Boris Johnson has refused to rule out further tax rises, as the Conservative Party conference in Manchester got underway.
In an interview with the BBC’s Andrew Marr Show on Sunday morning, the prime minister would only say he did not “want” to do so.
“You have no fiercer and more zealous opponent of unnecessary tax rises than me,” he said. “If I can possibly avoid it, I do not want to raise taxes again.”
He added: “But we have had to deal with a pandemic on a scale which this country has not seen before in our lifetimes and long before.
“We have had to look after the British people with £407bn of protection for their jobs, for people’s livelihoods,” he said. “It was most beneficial to the poorest and the neediest in society.”
Johnson triggered a backlash from some Tory MPs when he decided to raise national insurance to fund an extra £12bn for the NHS and social care.
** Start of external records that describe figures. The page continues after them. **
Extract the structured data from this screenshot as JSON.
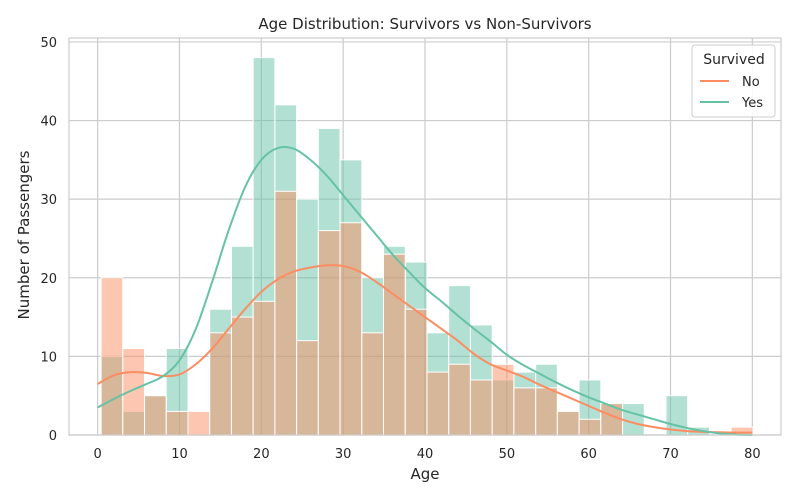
{
  "chart_data": {
    "type": "histogram",
    "title": "Age Distribution: Survivors vs Non-Survivors",
    "xlabel": "Age",
    "ylabel": "Number of Passengers",
    "xlim": [
      -3.5,
      83.5
    ],
    "ylim": [
      0,
      50.5
    ],
    "xticks": [
      0,
      10,
      20,
      30,
      40,
      50,
      60,
      70,
      80
    ],
    "yticks": [
      0,
      10,
      20,
      30,
      40,
      50
    ],
    "grid": true,
    "legend": {
      "title": "Survived",
      "placement": "top-right"
    },
    "bin_edges": [
      0.42,
      3.07,
      5.73,
      8.38,
      11.04,
      13.69,
      16.35,
      19.0,
      21.66,
      24.31,
      26.97,
      29.62,
      32.28,
      34.93,
      37.59,
      40.24,
      42.9,
      45.55,
      48.21,
      50.86,
      53.52,
      56.17,
      58.83,
      61.48,
      64.14,
      66.79,
      69.45,
      72.1,
      74.76,
      77.41,
      80.07
    ],
    "series": [
      {
        "name": "No",
        "color": "#fc8d62",
        "counts": [
          20,
          11,
          5,
          3,
          3,
          13,
          15,
          17,
          31,
          12,
          26,
          27,
          13,
          23,
          16,
          8,
          9,
          7,
          9,
          6,
          6,
          3,
          2,
          4,
          0,
          0,
          0,
          0,
          0,
          1
        ],
        "kde_x": [
          0,
          2,
          4,
          6,
          8,
          10,
          12,
          14,
          16,
          18,
          20,
          22,
          24,
          26,
          28,
          30,
          32,
          34,
          36,
          38,
          40,
          42,
          44,
          46,
          48,
          50,
          52,
          54,
          56,
          58,
          60,
          62,
          64,
          66,
          68,
          70,
          72,
          74,
          76,
          78,
          80
        ],
        "kde_y": [
          6.5,
          7.6,
          8.0,
          7.9,
          7.5,
          7.7,
          9.0,
          11.0,
          13.5,
          16.0,
          18.2,
          19.8,
          20.8,
          21.3,
          21.6,
          21.5,
          20.8,
          19.5,
          18.0,
          16.5,
          15.0,
          13.5,
          12.0,
          10.3,
          9.0,
          8.2,
          7.4,
          6.4,
          5.5,
          4.6,
          3.7,
          2.8,
          2.0,
          1.4,
          1.0,
          0.7,
          0.5,
          0.4,
          0.35,
          0.3,
          0.3
        ]
      },
      {
        "name": "Yes",
        "color": "#66c2a5",
        "counts": [
          10,
          3,
          5,
          11,
          0,
          16,
          24,
          48,
          42,
          30,
          39,
          35,
          20,
          24,
          22,
          13,
          19,
          14,
          7,
          8,
          9,
          3,
          7,
          4,
          4,
          0,
          5,
          1,
          0,
          0
        ],
        "kde_x": [
          0,
          2,
          4,
          6,
          8,
          10,
          12,
          14,
          16,
          18,
          20,
          22,
          24,
          26,
          28,
          30,
          32,
          34,
          36,
          38,
          40,
          42,
          44,
          46,
          48,
          50,
          52,
          54,
          56,
          58,
          60,
          62,
          64,
          66,
          68,
          70,
          72,
          74,
          76,
          78,
          80
        ],
        "kde_y": [
          3.5,
          4.6,
          5.6,
          6.5,
          7.5,
          9.5,
          13.5,
          19.5,
          26.0,
          31.5,
          35.0,
          36.5,
          36.4,
          35.0,
          33.0,
          30.5,
          28.0,
          25.5,
          23.0,
          20.8,
          18.7,
          17.0,
          15.2,
          13.5,
          11.9,
          10.2,
          8.9,
          7.8,
          6.7,
          5.7,
          4.8,
          4.0,
          3.2,
          2.6,
          2.0,
          1.4,
          0.9,
          0.5,
          0.2,
          0.05,
          0.0
        ]
      }
    ]
  }
}
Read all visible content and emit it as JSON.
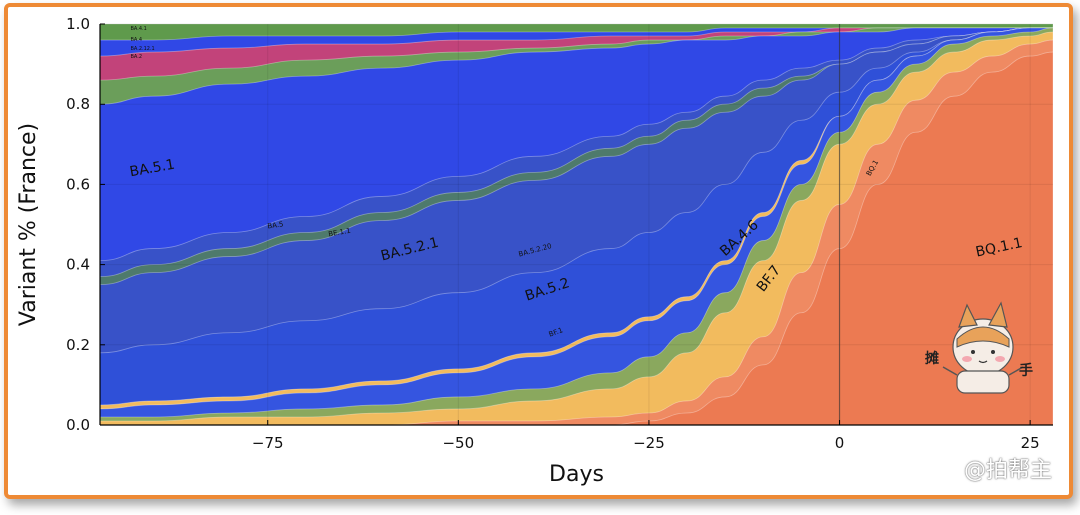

Cabinet minister Jacob Rees-Mogg, the leader of the Commons, told The Daily Telegraph on Friday the UK was already taxed “as highly as the country can afford”.
Ahead of his party’s conference, Johnson said he was ready to take “big, bold decisions” to rebuild the country after Covid.
The PM arrived for the start of the annual gathering, and was photographed going for a job in a shirt, buoyed up by opinion polls showing the Conservatives ahead of Labour.
“We didn’t go through Covid to go back to how things were before – to the status quo ante,” he said. “Build back better means we want things to change and improve as we recover.”
But behind the optimism, Conservative MPs heading to the city are aware of a number of storm clouds gathering.
While the fuel crisis appears to be easing in much of the country, petrol retailers have warned that the situation is getting worse in London and the South East.
With long queues at many filling stations, military drivers will take to the roads on Monday in an effort to support the delivery of supplies to forecourts.
There are fears that the shortage of HGV drivers which triggered the crisis could lead to empty shelves in shops in the run up to Christmas.
Some Tories also fear the government is facing a “cost of living crisis” with many households struggling to make ends meet over the winter, threatening the government’s all important “levelling up” agenda.
It follows the ending of the £20-a-week Universal Credit uplift and the furlough scheme and the raising of the energy price cap at a time when many prices in the shops are going up.
Writing in The Sun, Labour leader Keir Starmer blamed Johnson for the “chaos” accusing the prime minister of ignoring repeated warnings from the industry.
“Boris Johnson was warned about this crisis and he did nothing about it. Britain deserves better than this incompetence and total lack of leadership,” he said.
It came as Oliver Dowden, the chairman of the Conservative Party, refused to rule out an early general election in 2023.